Wirtschaft

Erreichtes und GeplantesNeue Regeln für die Märkte

13.09.2009, 17:51 Uhr

Die Finanzkrise hat die Politiker weltweit aufgerüttelt. Neue Regeln sollen verhindern, dass sich eine solche Krise wiederholen kann. Von vielen Ansätzen ist bislang allerdings noch nicht viel umgesetzt. Ein Überblick über Änderungen, die die Finanzindustrie krisenfester machen soll.

g20-Dreier
Viel gute Laune - wenig Konkretes: Der G20-Gipfel in London. Nun ruht alle Hoffnung auf dem nächsten Treffen in Pittsburgh. (Foto: picture-alliance/ dpa)
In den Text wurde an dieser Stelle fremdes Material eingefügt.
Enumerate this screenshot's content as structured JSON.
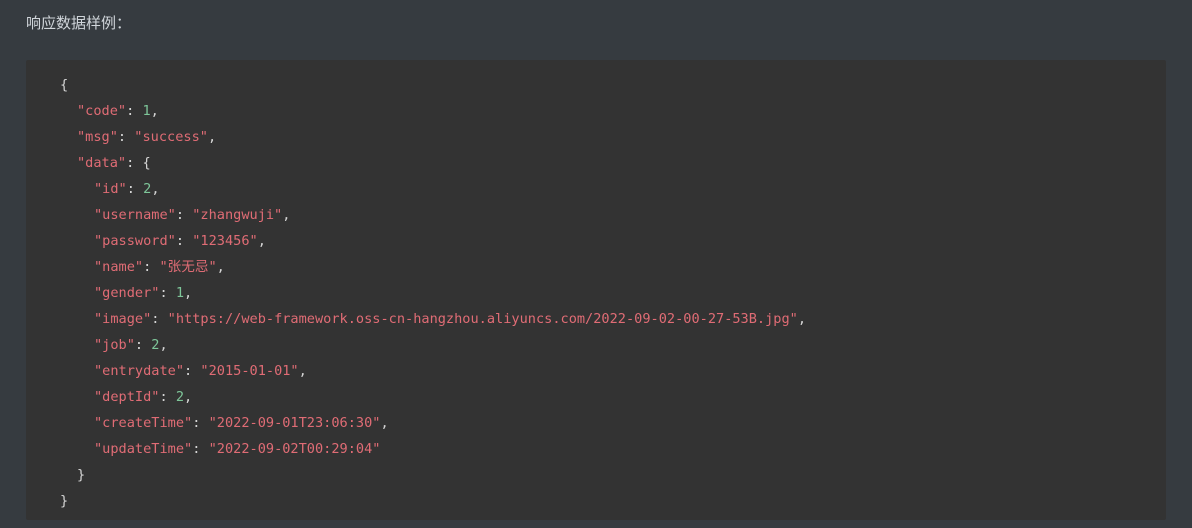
{
  "heading": "响应数据样例：",
  "json": {
    "open_brace": "{",
    "close_brace": "}",
    "code": {
      "key": "\"code\"",
      "value": "1"
    },
    "msg": {
      "key": "\"msg\"",
      "value": "\"success\""
    },
    "data": {
      "key": "\"data\"",
      "open": "{",
      "close": "}",
      "fields": {
        "id": {
          "key": "\"id\"",
          "value": "2"
        },
        "username": {
          "key": "\"username\"",
          "value": "\"zhangwuji\""
        },
        "password": {
          "key": "\"password\"",
          "value": "\"123456\""
        },
        "name": {
          "key": "\"name\"",
          "value": "\"张无忌\""
        },
        "gender": {
          "key": "\"gender\"",
          "value": "1"
        },
        "image": {
          "key": "\"image\"",
          "value": "\"https://web-framework.oss-cn-hangzhou.aliyuncs.com/2022-09-02-00-27-53B.jpg\""
        },
        "job": {
          "key": "\"job\"",
          "value": "2"
        },
        "entrydate": {
          "key": "\"entrydate\"",
          "value": "\"2015-01-01\""
        },
        "deptId": {
          "key": "\"deptId\"",
          "value": "2"
        },
        "createTime": {
          "key": "\"createTime\"",
          "value": "\"2022-09-01T23:06:30\""
        },
        "updateTime": {
          "key": "\"updateTime\"",
          "value": "\"2022-09-02T00:29:04\""
        }
      }
    }
  },
  "colors": {
    "background": "#363b40",
    "code_background": "#333333",
    "key_string": "#e06c75",
    "number": "#7ec699",
    "punctuation": "#d6d6d6"
  }
}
Die Finanzkrise hat die Politiker weltweit aufgerüttelt. Auf dem ersten G20-Gipfel der Historie im Herbst 2008 in Washington haben sich die Staats- und Regierungschef führender Nationen darauf verständigt, dass sich solche eine Krise nicht wiederholen darf. Im Frühjahr 2009 beschlossen sie in London, dass künftig kein Finanzmarktakteur, kein Finanzplatz und kein Finanzprodukt mehr unbeaufsichtigt bleibt. Bislang ist davon allerdings noch nicht viel umgesetzt. Von dem kommenden G20-Gipfel in Pittsburgh Ende September werden weitere Schritte erwartet. Ein Überblick anhand ausgewählter Beispiele, wie die Finanzindustrie krisenfester gemacht werden soll.

Verbesserte Aufsicht: In Deutschland kann die Finanzaufsicht BaFin nach dem Gesetz zur Stärkung der Finanzmarkt- und Versicherungsaufsicht höhere Eigenmittel bei höheren Risiken verlangen. Es gibt schärfere Meldepflichten für Banken. Von Mitgliedern in Aufsichtsräten und Verwaltungsräten wird mehr Sachkunde verlangt. Die EU-Kommission will demnächst einen Gesetzentwurf zur Neuordnung der Aufsichtsstrukturen vorlegen.

Einlagensicherung: Die Einlagensicherungspflichten in Europa wurde zugunsten der Anleger verschärft. Seit Juni bekommen Bankkunden Einlagen bis zu 50 000 Euro auf jeden Fall zurück, Anfang 2011 soll sich die Summe verdoppeln.

Hedgefonds: Bislang gibt es einen EU-Kommissionsvorschlag zur Regulierung. Großbritannien hat Bedenken gegen weitreichende Regeln, weil der für die britische Ökonomie wichtige Finanzplatz London nicht gefährdet werden soll.

Managervergütung: Das Gesetz zur Angemessenheit von Managervergütungen ist Anfang August in Kraft getreten. Auf dem G20-Treffen soll übermäßigen Bonuszahlungen an Banker ein Riegel vorgeschoben werden.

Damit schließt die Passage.